A Life of Picasso, Volume II by John Richardson
Author:John Richardson
Language: eng
Format: epub
ISBN: 9781448112524
Publisher: Random House
Marevna. Parade, rue de la Gaïeté, Paris: Modigliani, Soutine, Rivera, Marevna, Voloshin, Ehrenburg, Picasso, Max Jacob. c. 1916. Drawing. Mme Marika Rivera, London.
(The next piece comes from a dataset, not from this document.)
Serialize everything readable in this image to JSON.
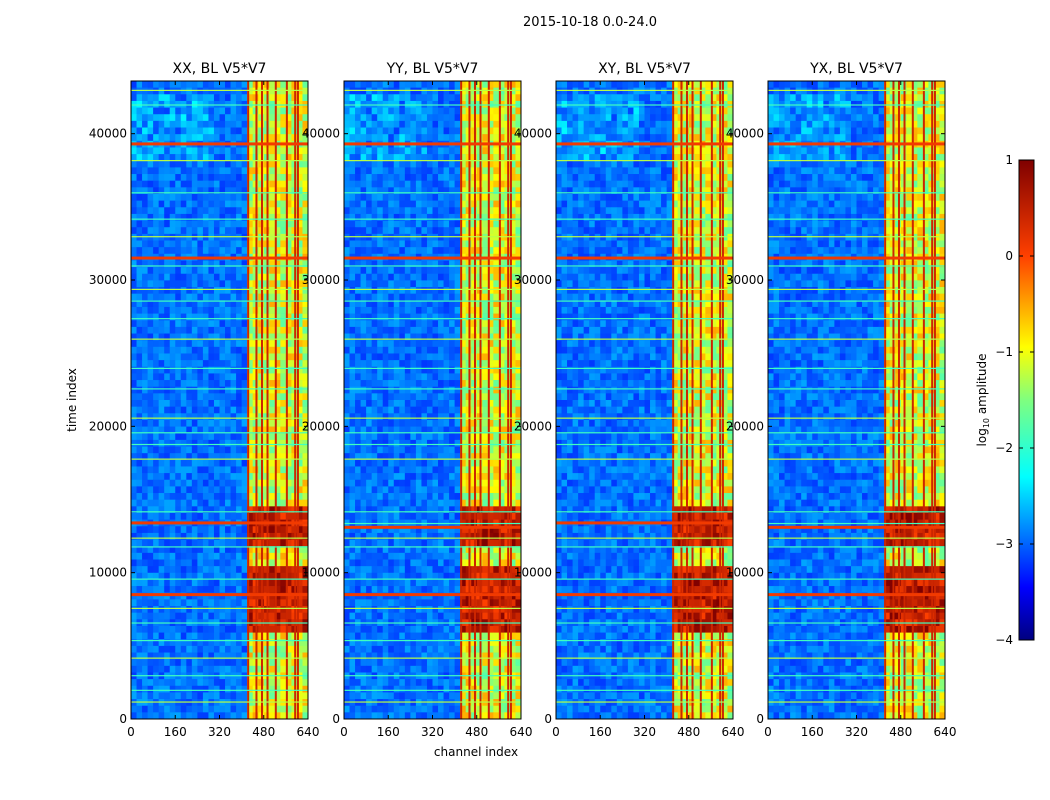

The resentment that his painting evoked in the breasts of minor artists kept Picasso away from La Ruche. However, the friendlier “bees” would buzz around him whenever he entered one of the Montparnasse cafés: an instant cynosure, as he looked challengingly about him, opening his blazing black eyes so wide that the white showed around the pupils. The more plagiaristic painters would resort to charges of plagiarism; they would claim they had to hide their work from Picasso for fear that he would steal their petites sensations. They had little enough to steal. Occasionally, it is true, Picasso would lift something from a lesser painter, but he would always recycle it to greater effect. Picasso’s experimental use of Férat’s glass-painting is a case in point; likewise his adoption of Diego Rivera’s formula for painting foliage (see here).
In Montmartre, life had revolved around the circus; in Montparnasse, it revolved around the boxing ring. Pugilists took over from acrobats and clowns as Picasso’s and Braque’s favorite performers and, at a level of boyish fantasy, role models. A few doors from Picasso’s studio on the boulevard Raspail was the Cercle Américain, where amateurs as well as professionals would train and spar in front of an audience in which femmes du monde and homosexuals, painters and poets, tended to outnumber the bullyboys and other more traditional fans. Picasso had a long-standing passion for the sport, as Fernande’s memoirs confirm: “He enjoyed going to fights and used to follow them keenly…. Physical strength staggered him and … the beauty of a fight affected him like a work of art.”20 In April, 1911, Fernande wrote to Gertrude Stein (who had once taken boxing lessons), asking whether she had gone to see the match between her black compatriots Sam MacVea—“the colored Globe Trotter”—and Sam Langford. “Pablo went.”21 He knew both the boxers: “I didn’t see you at our friend Sam Langford’s,” he wrote Roché on April 7, probably in reference to the fight.22 This connection inspired three 1911 drawings of a boxing match23 and a 1912 painting entitled The Negro Boxer (the only reference to boxing is a patch of short, frizzy hair and the word “onces [sic]”: a reference to the weight of the boxing gloves). While he was at Sorgues in July, 1912, Picasso wrote Kahnweiler that he had seen the film of a boxing match (probably the one in which the American Frank Claus had defeated the French champion, Carpentier, a few weeks earlier).24 If Picasso failed to do justice to a subject which meant so much to him and whose tensions and rhythms might seem to lend themselves to cubist notation, it is because he would prefer stasis to movement. The gimmicky simulation of speed could be left to the futurists.